Onomatopoeia isn’t over yet. Our language is full of words of imitative origin; that is, words whose sounds suggest their meaning. We speak of pigeons as “cooing,” for instance. That comes from the actual bird sound, which English-attuned ears conventionally hear as “coo,” and then we take that sound and modify it, for example, with the “ing” suffix. The pigeons, meanwhile, never say “cooing.” They just say “coo.”
But the quest for new written sound effects continues. A colleague has just invited my attention to a website called Written Sound (writtensound.com). Its tag line is “How to write the sound of things: imitative words (onomatopoeia) and words of imitative origin.”
The site is a sort of Roget’s Thesaurus for writers of comic books, children’s books, and other genres. It shows how to represent, in the 26 letters that English gives us, the sounds of daily life or, perhaps more crucially for Written Sound’s target audience, the sounds of super-heroes throwing punches, crossing swords with baddies, or vanishing in a puff of smoke – poof?
Those who come up with these written sound effects are like the foley artists of the movies – the special-effects experts who come in after filming to add more sound to what has already been picked up by the sound crew. Foley artists make the sound of footfalls, say, sound even “more” like footfalls.
I’m a little surprised that English doesn’t have a more down-to-earth word for this verbal foley artistry than onomatopoeia, but it doesn’t. It comes from Greek, as do many words having to do with language and rhetoric (rhetoric itself among them).

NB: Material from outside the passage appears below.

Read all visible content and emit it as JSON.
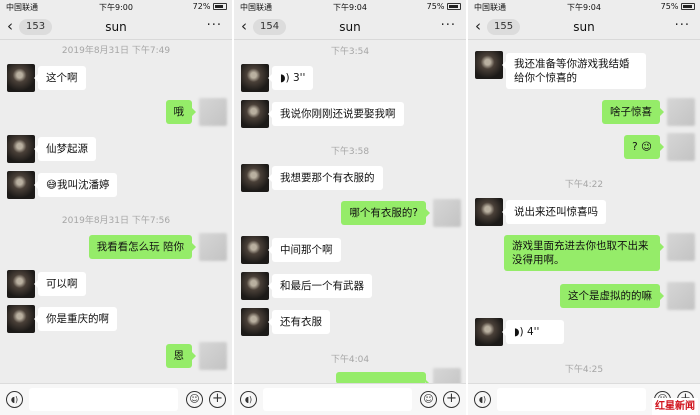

But onomatopoeia comes from words meaning simply “the making of a name or word.” The idea of imitation of a sound linked to the thing named evidently came later, but is now firmly attached to the word. That “poeia,” by the way, is related to our words poem and poetry. A poet is, etymologically, someone who makes things. (Note to self: Remember this for Poetry Month.)
In my study of German, I like to collect words that are shorter than their English equivalents, and one from my collection is relevant here: Lautmalerei, literally “sound painting.” It’s two syllables shorter, and tucks in a metaphor of writer = painter besides.
Perhaps unsurprisingly, explosions figure large in Written Sound: Blam! Wham! Varoom! (As they do in the art of American painter Roy Lichtenstein. Each of these verbal bombs is the title of a work in his comic book-style oeuvre.)
Other categories: shooting weapons, metal, engines, and movement. Birds and animals, especially dogs and roosters, get a fair bit of space. And so many birds are named for their calls that the study of just bird names almost counts as an introduction to ornithology.
But not all the Lautmalerei on Written Sound is created equal. There’s something satisfying about a written sound effect that captures a sound perfectly. Skirl, for example, strikes me as an excellent transcription of the sound of bagpipes, especially if you pronounce it in your head with a Scottish “r.”
As a critic, though, I would have to say that any written sound effect that is hard to “get” unless you’ve clicked through to the YouTube video that Written Sound provides as supporting evidence is not quite ready for prime time. On the other hand, I now understand why the cry that ferrets make when they’re happy is called “dooking.”